Critics in Germany point out that such programs are forbidden by the European treaties and that austerity forces the governments in the south to be frugal. Furthermore, they argue that the stimulus does not represent the outcome of the pure market mechanism. On the one hand, these critics do not consider that treaties have no educational value but must serve EU citizens. These treaties are human made and did not foresee the magnitude of the ‘Eurocrisis’. The same argument would justify treating a wound without anaesthesia to teach the patient to be more cautious. On the other hand, Weidmann and Co. should realize that the market is being heavily influenced by artificial liquidity and tighter regulation making it impossible to judge whether the current economic situation itself is a result of the efficient market mechanism.
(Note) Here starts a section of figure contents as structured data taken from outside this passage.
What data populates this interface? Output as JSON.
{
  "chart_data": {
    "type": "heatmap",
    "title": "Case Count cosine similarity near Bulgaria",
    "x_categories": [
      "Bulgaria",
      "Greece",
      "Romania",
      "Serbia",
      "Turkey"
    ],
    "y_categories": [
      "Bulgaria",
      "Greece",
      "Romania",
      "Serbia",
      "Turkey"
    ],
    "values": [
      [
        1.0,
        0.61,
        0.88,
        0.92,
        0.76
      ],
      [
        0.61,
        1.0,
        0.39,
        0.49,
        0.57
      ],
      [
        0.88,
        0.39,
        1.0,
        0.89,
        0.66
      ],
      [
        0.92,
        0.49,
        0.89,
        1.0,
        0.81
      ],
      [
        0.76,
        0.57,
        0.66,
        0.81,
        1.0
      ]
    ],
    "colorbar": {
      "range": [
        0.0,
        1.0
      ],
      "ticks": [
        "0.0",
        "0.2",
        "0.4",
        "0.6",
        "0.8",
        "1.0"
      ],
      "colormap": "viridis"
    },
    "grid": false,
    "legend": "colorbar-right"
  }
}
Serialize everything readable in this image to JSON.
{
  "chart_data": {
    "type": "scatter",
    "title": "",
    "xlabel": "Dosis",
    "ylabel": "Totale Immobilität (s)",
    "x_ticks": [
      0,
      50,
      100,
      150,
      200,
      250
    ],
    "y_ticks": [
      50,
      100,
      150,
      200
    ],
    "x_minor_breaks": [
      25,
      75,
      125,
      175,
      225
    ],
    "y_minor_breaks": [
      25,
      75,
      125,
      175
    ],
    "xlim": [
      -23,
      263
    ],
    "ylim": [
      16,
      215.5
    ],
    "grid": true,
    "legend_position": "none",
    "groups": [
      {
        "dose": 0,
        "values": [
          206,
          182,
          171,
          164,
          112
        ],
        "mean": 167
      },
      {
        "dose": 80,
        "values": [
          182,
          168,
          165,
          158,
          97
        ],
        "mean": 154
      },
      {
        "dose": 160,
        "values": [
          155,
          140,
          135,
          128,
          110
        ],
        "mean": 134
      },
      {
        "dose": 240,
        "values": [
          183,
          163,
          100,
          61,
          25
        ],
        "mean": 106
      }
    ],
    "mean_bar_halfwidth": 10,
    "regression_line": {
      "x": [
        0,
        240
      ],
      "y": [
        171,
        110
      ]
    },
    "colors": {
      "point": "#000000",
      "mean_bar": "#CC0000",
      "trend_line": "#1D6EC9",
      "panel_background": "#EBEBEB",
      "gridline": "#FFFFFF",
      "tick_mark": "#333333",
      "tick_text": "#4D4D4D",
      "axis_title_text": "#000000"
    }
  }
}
Thus, the economic reality faced by the young people in southern Europe calls for a strong and brave policy response by all stake holders in the Eurozone. Structural austerity measures should not be abandoned but accompanied by a temporary fiscal stimulus program similar to how injuries are often treated with invasive surgeries and painkillers. Absence of action will reduce future economic competitiveness and create a permanent drag on the economy. The young people of Europe demand that policy makers look beyond ideologies and act according to their best knowledge. European leaders need to demonstrate their commitment to Europe, otherwise it will be impossible to convince anyone else to do so.